The Pteridophyte Phylogeny Group classification of 2016 (PPG I) accepts 30 genera:
- Subfamily Phegopteridoideae Salino, A.R.Sm. & T.E.Almeid
  - Macrothelypteris (H.Ito) Ching
  - Phegopteris (C.Presl) Fée
  - Pseudophegopteris Ching
- Subfamily Thelypteridoideae C.F.Reed
  - Steiropteris (C.Chr.) Pic.Serm.
  - Tribe Thelypterideae Ching 1963
    - Thelypteris Schmidel
  - Tribe Amauropelteae Wei, Liu & Liu
    - Amauropelta Kunze
    - Coryphopteris Holttum
    - Metathelypteris (H.Ito) Ching
  - Tribe Oreopterideae Wei, Liu & Liu
    - Oreopteris Holub
  - Tribe Leptogrammeae Todaro 1866
    - Cyclogramma Tagawa
    - Leptogramma Smith
    - Stegnogramma Blume
  - Tribe Meniscieae Fée 1850-1852 ex Pfeiffer 1873
    - Subtribe Goniopteridinae Ching 1963
      - Goniopteris C.Presl
    - Subtribe Menisciinae Payer 1850
      - Ampelopteris Kunze
      - Cyclosorus Link
      - Meniscium Schreb.
      - Mesophlebion Holttum
    - Subtribe Pseudocyclosorinae Ching 1963
      - Abacopteris Fée
      - Amblovenatum J.P.Roux
      - Chingia Holttum
      - Christella H.Lév.
      - Glaphyropteridopsis Ching
      - Grypothrix (Holttum 1971) Fawcett & Smith
      - Menisciopsis (Holttum 1982) Fawcett & Smith
      - Menisorus Alston
      - Mesopteris Ching
      - Pakau Fawcett & Smith
      - Parathelypteris (H.Ito) Ching
      - Pelazoneuron (Holttum 1974) Smith & Fawcett
      - Plesioneuron (Holttum) Holttum
      - Pneumatopteris Nakai
      - Pronephrium C.Presl [Nannothelypteris Holttum]

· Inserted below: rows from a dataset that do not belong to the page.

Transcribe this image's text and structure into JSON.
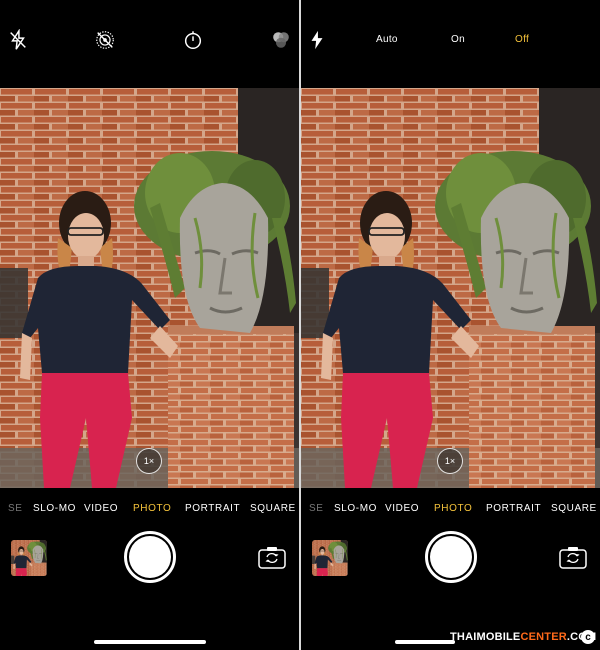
{
  "left_screen": {
    "zoom_label": "1×",
    "modes": [
      "SE",
      "SLO-MO",
      "VIDEO",
      "PHOTO",
      "PORTRAIT",
      "SQUARE"
    ],
    "active_mode": "PHOTO",
    "top_icons": [
      "flash-off-icon",
      "live-photo-off-icon",
      "timer-icon",
      "filters-icon"
    ]
  },
  "right_screen": {
    "zoom_label": "1×",
    "flash_options": [
      "Auto",
      "On",
      "Off"
    ],
    "active_flash_option": "Off",
    "modes": [
      "SE",
      "SLO-MO",
      "VIDEO",
      "PHOTO",
      "PORTRAIT",
      "SQUARE"
    ],
    "active_mode": "PHOTO"
  },
  "watermark": {
    "part1": "THAIMOBILE",
    "part2": "CENTER",
    "part3": ".COM",
    "copyright": "c"
  },
  "colors": {
    "accent_yellow": "#f5c33b",
    "watermark_accent": "#ff6a1a",
    "brick": "#b5603c",
    "mortar": "#d9a989"
  }
}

      - Pseudocyclosorus Ching
      - Reholttumia Fawcett & Smith
      - Sphaerostephanos J.Sm.
      - Strophocaulon Fawcett & Smith
      - Trigonospora Holttum
Some species of Pronephrium were split off into other genera in 2021 as a result of a phylogenetic study of the family Thelypteridaceae:
- Abacopteris Fée
- Grypothrix (Holttum) S.E.Fawc. & A.R.Sm.
- Menisciopsis (Holttum) S.E.Fawc. & A.R.Sm

The extinct genus Holttumopteris from the Cenomanian aged Burmese amber has been suggested to have affinities with the family, but several important diagnostic characters are not preserved.